Um último sábado
Sábado de manhã, dezembro, uns anos atrás. Não lembro bem quem ligou, talvez ela, provavelmente eu. Eu queria, ela também.
Ainda que já desacostumados, combinamos o de costume; ela trouxe Mc para almoçarmos, eu desci na locadora para pegar um filme. Me preparei para a sua chegada como se não fosse alguém de quem eu um dia já fora bastante íntimo. Estava tranquilo, sabia bem o que queria, sabia bem que aquele sábado não seria muito mais que apenas aquele sábado.
Peguei um do Paulo Miklos, aquele com o rapper que foi assassinado. Liguei antes pra perguntar, ela topou. Chegaria em breve. Subi, cuidei dos últimos ajustes com o corpo e o quarto e quando a luz da campainha piscou fui atender a porta. Ela subiu direto, era da casa, porteiro nenhum iria barrá-la mesmo sem tê-la visto há meses.
Beijo no rosto, abraço sem maiores; vão-se os BigMacs e embalamos em uma conversa quase fútil. Será que ela me contaria da "novidade"? Sim, antes mesmo do filme começar.
"Tô namorando..." - disse.
"Você acha que eu não sabia?" - respondi.

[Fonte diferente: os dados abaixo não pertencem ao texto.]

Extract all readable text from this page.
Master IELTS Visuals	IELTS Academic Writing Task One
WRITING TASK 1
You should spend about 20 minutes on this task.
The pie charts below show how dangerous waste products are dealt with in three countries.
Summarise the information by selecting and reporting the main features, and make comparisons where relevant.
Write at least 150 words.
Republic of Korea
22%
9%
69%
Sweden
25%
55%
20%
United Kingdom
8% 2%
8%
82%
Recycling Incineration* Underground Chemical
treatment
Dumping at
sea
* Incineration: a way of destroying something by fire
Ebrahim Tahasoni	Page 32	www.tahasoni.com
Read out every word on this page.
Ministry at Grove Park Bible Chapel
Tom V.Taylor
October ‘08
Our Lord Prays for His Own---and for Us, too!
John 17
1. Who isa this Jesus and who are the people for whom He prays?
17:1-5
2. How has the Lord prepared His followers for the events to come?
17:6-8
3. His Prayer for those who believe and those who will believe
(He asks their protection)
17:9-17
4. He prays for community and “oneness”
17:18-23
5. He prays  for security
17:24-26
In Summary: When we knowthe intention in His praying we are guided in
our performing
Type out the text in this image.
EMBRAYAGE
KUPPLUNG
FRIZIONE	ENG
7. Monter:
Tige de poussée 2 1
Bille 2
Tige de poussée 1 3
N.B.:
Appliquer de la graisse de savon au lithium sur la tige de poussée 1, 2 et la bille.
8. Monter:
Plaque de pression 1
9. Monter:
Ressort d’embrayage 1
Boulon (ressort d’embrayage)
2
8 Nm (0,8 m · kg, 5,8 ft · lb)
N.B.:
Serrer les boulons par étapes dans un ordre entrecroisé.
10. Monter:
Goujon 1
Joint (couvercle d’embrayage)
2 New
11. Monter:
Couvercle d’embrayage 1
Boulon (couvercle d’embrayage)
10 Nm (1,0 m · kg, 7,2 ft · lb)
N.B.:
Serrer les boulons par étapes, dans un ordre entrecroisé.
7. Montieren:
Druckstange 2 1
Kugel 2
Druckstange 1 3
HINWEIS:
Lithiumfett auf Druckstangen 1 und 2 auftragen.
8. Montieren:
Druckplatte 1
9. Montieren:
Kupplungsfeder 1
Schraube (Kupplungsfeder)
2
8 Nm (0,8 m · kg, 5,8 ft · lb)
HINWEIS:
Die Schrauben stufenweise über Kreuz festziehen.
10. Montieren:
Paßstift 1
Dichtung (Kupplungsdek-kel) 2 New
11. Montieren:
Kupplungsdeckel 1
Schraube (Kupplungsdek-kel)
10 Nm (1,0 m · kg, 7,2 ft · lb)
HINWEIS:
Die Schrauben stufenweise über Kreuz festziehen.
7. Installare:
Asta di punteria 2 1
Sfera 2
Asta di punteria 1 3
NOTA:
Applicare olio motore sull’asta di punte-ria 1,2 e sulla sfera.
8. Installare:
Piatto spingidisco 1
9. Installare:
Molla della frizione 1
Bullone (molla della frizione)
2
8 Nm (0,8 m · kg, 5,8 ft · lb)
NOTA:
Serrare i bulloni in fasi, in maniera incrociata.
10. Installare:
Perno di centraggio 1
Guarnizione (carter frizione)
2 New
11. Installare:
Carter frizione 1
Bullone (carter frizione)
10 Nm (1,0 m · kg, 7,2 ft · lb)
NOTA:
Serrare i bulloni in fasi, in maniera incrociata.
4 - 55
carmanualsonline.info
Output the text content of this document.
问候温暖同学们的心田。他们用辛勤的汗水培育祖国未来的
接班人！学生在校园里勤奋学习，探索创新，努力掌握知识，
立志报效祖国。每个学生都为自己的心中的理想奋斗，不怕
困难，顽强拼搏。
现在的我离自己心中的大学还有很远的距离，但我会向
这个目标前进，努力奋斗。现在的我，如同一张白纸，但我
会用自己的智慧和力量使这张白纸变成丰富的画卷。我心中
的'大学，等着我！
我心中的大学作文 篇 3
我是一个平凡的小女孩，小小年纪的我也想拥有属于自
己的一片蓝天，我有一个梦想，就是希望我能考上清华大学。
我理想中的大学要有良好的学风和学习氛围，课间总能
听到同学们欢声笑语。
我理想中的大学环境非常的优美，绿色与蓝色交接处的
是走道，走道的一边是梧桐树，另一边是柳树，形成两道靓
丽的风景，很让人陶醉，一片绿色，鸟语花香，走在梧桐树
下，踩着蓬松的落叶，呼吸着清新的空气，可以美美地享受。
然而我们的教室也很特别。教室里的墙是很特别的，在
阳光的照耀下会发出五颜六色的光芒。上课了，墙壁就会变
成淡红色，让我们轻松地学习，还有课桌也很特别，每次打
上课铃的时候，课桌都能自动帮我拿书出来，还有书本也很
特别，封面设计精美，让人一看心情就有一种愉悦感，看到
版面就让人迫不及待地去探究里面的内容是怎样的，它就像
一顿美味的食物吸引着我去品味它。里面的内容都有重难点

"Imaginei mesmo que soubesse."
"Parabéns." - quase irônico. Morreu aí o assunto.
Coloquei o filme, deitamos juntos, como antes, como sempre, como quando éramos um do outro. Ela deitada no meu peito, eu a acariciando, fazendo cafuné, cuidando como eu sei cuidar. Um beijo não demoraria a acontecer, pensei.
Abraçados, juntos, grudados como apaixonados, alcancei seus lábios com os meus. Ela não abriu a boca, não se deixou beijar. O filme nesse momento estava parado.
"Tô namorando..."
"Eu sei". Ela permaneceu em silêncio. Ainda bem abraçados perguntei:
"Tá feliz?"
"Não sei."
"Você gosta dele? Ele gosta de você?"
"Não sei." - Arrisquei então aumentar as chances de escutar algo desagradável.
"Tem química? Tem pele? Tem tesão??"
"Sei lá..." - ela respondeu, deixando neste momento algumas lágrimas escorrerem dos seus olhos.
Abracei-a sem rancor, sem paixão, sem amor, simplesmente por se tratar de alguem ali precisando de um abraço.
Ligamos o filme denovo e assim permanescemos até o final.
Ela não ficou mais muito tempo depois que o filme acabou; tampouco voltaríamos a nos falar na época.
Fechei a porta tranquilo, em paz comigo mesmo, sorrindo. Aquela tristeza desesperada dos últimos meses já não mais existia. O ano ainda não tinha terminado mas eu já podia sentir que uma nova fase da minha vida acabava de se iniciar.